Selasa, 10 Maret 2009

Realitas Pemilu Indonesia

Realitas Pemilu Indonesia

Wajar bila muncul rasa takut pada masyarakat setiap pemilu—legislatif dan presiden—digelar di negeri yang sudah 10 tahun reformasi ini. Takut jika pemilu yang dilaksanakan hanya menghambur-hamburkan uang negara tanpa ada perubahan dan perbaikan nyata dan dirasa secara signifikan. Memang sedikit klise, namun tetap saja selalu muncul karena memang hasil yang ditampilkan klise pula.

Rakyat hanya dibutuhkan saat pemilu saja, setelah mendapat apa yang diinginkan yakni kekuasaan, lupa begitu saja seperti terkena amnesia. Kalangan grass root seperti halnya peribahasa "Habis manis sepah dibuang", dimanfaatkan dan dijadikan alat semata oleh orang-orang yang haus kekuasaan demi kekayaan pribadi, setelah itu Lupa tuh! Orang-orang yang duduk di gedung dewan, bukannya memperhatikan dan menyuarakan aspirasi konstituen yang mendukungnya, malah hanya mementingkan urusan perut sendiri dan kepentingan kelompok.

Saya masih teringat akan sebuah ucapan dari almarhum Harry Roesli yang mengingatkan atas posisi kita sebagai rakyat yang sebenarnya. Saat persiapan pemilu 2004 seperti sekarang ini, di salah satu program talk show TV swasta, almarhum dengan gaya humornya berkata, "Gubernur dengan Wakil Gubernur, tinggian mana (jabatannya)?
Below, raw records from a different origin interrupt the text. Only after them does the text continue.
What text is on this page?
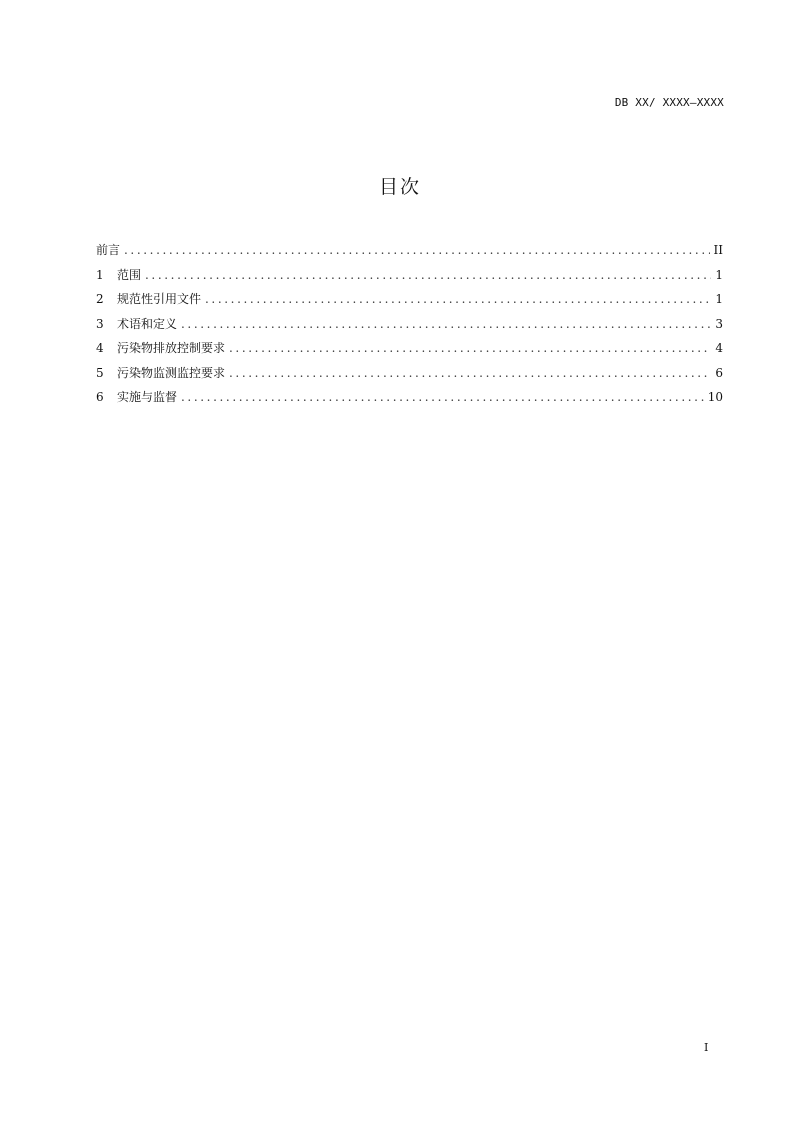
DB XX/ XXXX—XXXX
目次
前言 .....	II
1	范围 .....	1
2	规范性引用文件 .....	1
3	术语和定义 .....	3
4	污染物排放控制要求 .....	4
5	污染物监测监控要求 .....	6
6	实施与监督 .....	10
I
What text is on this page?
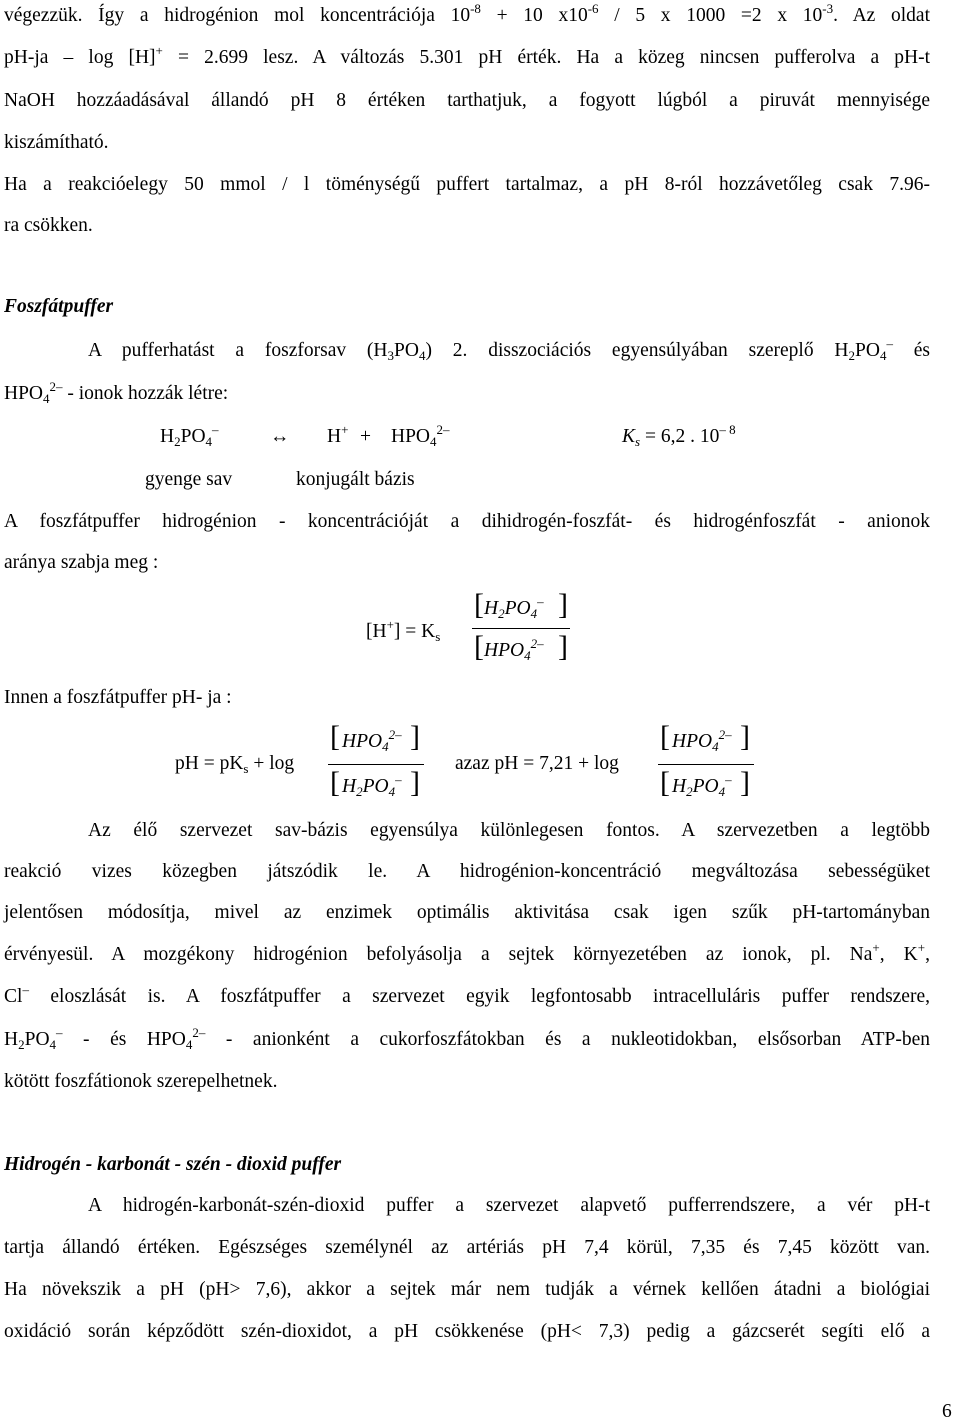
végezzük. Így a hidrogénion mol koncentrációja $10^{-8} + 10$ $x10^{-6} / 5$ x 1000 =2 x $10^{-3}$. Az oldat
pH-ja – log [H]+ = 2.699 lesz. A változás 5.301 pH érték. Ha a közeg nincsen pufferolva a pH-t
NaOH hozzáadásával állandó pH 8 értéken tarthatjuk, a fogyott lúgból a piruvát mennyisége
kiszámítható.
Ha a reakcióelegy 50 mmol / l töménységű puffert tartalmaz, a pH 8-ról hozzávetőleg csak 7.96-
ra csökken.
Foszfátpuffer
A pufferhatást a foszforsav $(H_3PO_4)$ 2. disszociációs egyensúlyában szereplő $H_2PO_4^-$ és
$HPO_4^{2-}$ - ionok hozzák létre:
$H_2PO_4^-$	↔ $H^+ + HPO_4^{2-}$	$K_s = 6,2$ . $10^{- 8}$
gyenge sav	konjugált bázis
A foszfátpuffer hidrogénion - koncentrációját a dihidrogén-foszfát- és hidrogénfoszfát - anionok
aránya szabja meg :
$[H^+] = K_s$
[ $H_2PO_4^-$ ]
[ $HPO_4^{2-}$ ]
Innen a foszfátpuffer pH- ja :
pH = $pK_s + \log$
[ $HPO_4^{2-}$ ]
[ $H_2PO_4^-$ ]
azaz pH = 7,21 + log
[ $HPO_4^{2-}$ ]
[ $H_2PO_4^-$ ]
Az élő szervezet sav-bázis egyensúlya különlegesen fontos. A szervezetben a legtöbb
reakció vizes közegben játszódik le. A hidrogénion-koncentráció megváltozása sebességüket
jelentősen módosítja, mivel az enzimek optimális aktivitása csak igen szűk pH-tartományban
érvényesül. A mozgékony hidrogénion befolyásolja a sejtek környezetében az ionok, pl. Na+, K+,
Cl– eloszlását is. A foszfátpuffer a szervezet egyik legfontosabb intracelluláris puffer rendszere,
$H_2PO_4^-$ - és $HPO_4^{2-}$ - anionként a cukorfoszfátokban és a nukleotidokban, elsősorban ATP-ben
kötött foszfátionok szerepelhetnek.
Hidrogén - karbonát - szén - dioxid puffer
A hidrogén-karbonát-szén-dioxid puffer a szervezet alapvető pufferrendszere, a vér pH-t
tartja állandó értéken. Egészséges személynél az artériás pH 7,4 körül, 7,35 és 7,45 között van.
Ha növekszik a pH (pH> 7,6), akkor a sejtek már nem tudják a vérnek kellően átadni a biológiai
oxidáció során képződött szén-dioxidot, a pH csökkenése (pH< 7,3) pedig a gázcserét segíti elő a
6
Gubernur kan? Presiden dengan Wakil Presiden? Presiden kan? Nah, Rakyat dengan Wakil Rakyat? Tinggian siapa?" Semua audiens talk show tersebut kontan berfikir sejenak, setelah itu akhirnya tertawa. Adanya respon telmi (baca: lambat) dari audiens pertanda bahwa masyarakat sudah lupa bahwa mereka sebagai rakyat lebih tinggi kedudukannya daripada wakil rakyat. Secara implisit ucapan cerdas yang dikeluarkan Harry Roesli tidak lain menyindir para wakil rakyat yang seharusnya patuh pada apa yang rakyat inginkan. Bukan patuh pada nafsu kekuasaan. Namanya juga wakil rakyat, berarti harus mewakili rakyat untuk menyuarakan aspirasi kesejahteraan rakyat.

Machiavellian
Bukan Black In News dan rahasia umum lagi, para calon anggota dewan dan calon presiden mengeluarkan kocek yang tidak sedikit untuk "hajatan" lima tahunan ini. Kocek yang lebih besar dari sekedar memodifikasi mobil seperti di Autoblackthrough. Bukan rahasia umum juga, segala cara dilakukan bahkan menghalalkan segala cara pun ditempuh.

The ends justify the means yang merupakan teori dari seorang Niccolo Machiavelli sudah mendarah daging bagi orang yang haus akan kekuasaan dan kekayaan, khususnya para politisi. Machiavelli adalah seorang pakar politik yang menulis buku II Principe (Sang Pangeran). Dalam bukunya tersebut, Ia mengemukakan teori yang mengajarkan bahwa dalam melaksanakan kekuasaannya seorang raja (pemimpin) tidak perlu menghiraukan kesusilaan dan norma. Berbuat licik, curang bahkan menghalalkan segala cara adalah mesti dilakukan untuk memuluskan eksistensi kekuasaan.

Teori Machiavelli yang mengharuskan seseorang menyatukan kekuatan manusia dan hewan ini menerima hujatan. Tidak saja ketika di masa lalu saat ia masih hidup, sampai sekarang pun ia masih dicerca dan dikutuk semua negara, tokoh-tokoh politik, negarawan, dan masyarakat.

Anehnya, banyak yang mengutuk banyak pula yang mempraktikkan teori tersebut dalam realitas kehidupan. Tampaknya kutukan dan cercaan hanya dalam sebuah konsep belaka. Hampir di semua negara apalagi Indonesia, sadar atau tidak Machiavellian (orang yang menggunakan teori Machiavelli) nyata keberadaanya, seperti para politisi busuk dan pejabat yang menipu rakyat.